The Twelve Steps

I love the Twelve Step program. It's what Alcoholics Anonymous is based around, but the steps are useful for facing any addictive behaviour or problem that seems insurmountable. I used this several years ago when I was struggling with a chronic pain problem (see June archives) and really benefited. The first three steps seem humbling, and they are, but it's amazing how freeing humility can be!

1. We admitted we were powerless over the effects of our separation from God - that our lives had become unmanageable.

2. We came to believe that a power greater than ourselves could restore us to sanity.

3. We made a decision to turn our will and our lives over to the care of God.

4. We made a searching and fearless moral inventory of ourselves.

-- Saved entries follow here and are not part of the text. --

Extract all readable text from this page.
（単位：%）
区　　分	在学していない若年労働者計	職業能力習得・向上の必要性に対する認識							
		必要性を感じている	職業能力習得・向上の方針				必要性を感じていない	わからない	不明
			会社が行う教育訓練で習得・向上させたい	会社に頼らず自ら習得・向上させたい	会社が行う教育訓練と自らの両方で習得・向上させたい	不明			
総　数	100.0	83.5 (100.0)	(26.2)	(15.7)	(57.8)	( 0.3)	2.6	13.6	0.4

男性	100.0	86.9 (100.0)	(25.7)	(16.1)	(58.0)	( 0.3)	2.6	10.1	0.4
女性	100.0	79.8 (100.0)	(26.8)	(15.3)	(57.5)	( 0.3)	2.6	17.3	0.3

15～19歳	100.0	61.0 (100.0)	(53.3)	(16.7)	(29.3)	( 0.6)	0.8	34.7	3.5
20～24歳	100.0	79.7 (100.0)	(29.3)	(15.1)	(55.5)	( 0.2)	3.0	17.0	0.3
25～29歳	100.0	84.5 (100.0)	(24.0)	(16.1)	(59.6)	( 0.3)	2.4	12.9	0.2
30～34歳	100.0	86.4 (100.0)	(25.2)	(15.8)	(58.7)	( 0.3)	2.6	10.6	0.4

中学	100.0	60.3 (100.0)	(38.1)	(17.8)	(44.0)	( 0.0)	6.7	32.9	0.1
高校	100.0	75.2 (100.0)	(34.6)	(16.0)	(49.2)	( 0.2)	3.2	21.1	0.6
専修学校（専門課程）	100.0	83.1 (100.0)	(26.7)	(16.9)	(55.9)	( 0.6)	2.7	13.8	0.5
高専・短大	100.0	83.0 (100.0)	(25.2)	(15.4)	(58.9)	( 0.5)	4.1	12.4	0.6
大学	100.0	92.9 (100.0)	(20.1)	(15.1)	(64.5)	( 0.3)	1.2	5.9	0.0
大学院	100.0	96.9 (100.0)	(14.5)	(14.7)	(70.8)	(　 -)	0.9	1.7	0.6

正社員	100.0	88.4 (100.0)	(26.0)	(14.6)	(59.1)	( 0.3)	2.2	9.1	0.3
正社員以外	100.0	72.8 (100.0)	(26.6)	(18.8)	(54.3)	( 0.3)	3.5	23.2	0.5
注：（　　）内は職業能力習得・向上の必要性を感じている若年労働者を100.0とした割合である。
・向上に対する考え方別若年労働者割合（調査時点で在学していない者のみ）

5. We admitted to God, to ourselves and to another the exact nature of our wrongs.

6. We were entirely ready to have God remove all these defects of character.

7. We humbly asked him to remove our shortcomings.

8. We made a list of all persons we had harmed and became willing to make amends to them all.

9. We made direct amends to those people wherever possible, except when to do so would harm them or others.

10. We continued to take personal inventory and when we were wrong, we promptly admitted it.

11. We sought through prayer and meditation to improve our conscious contact with God, praying only for knowledge of his will for us and the power to carry that out.

12. Having had such a spiritual awakening as a result of these steps, we tried to carry this message to others, and to practice these principles in all our affairs.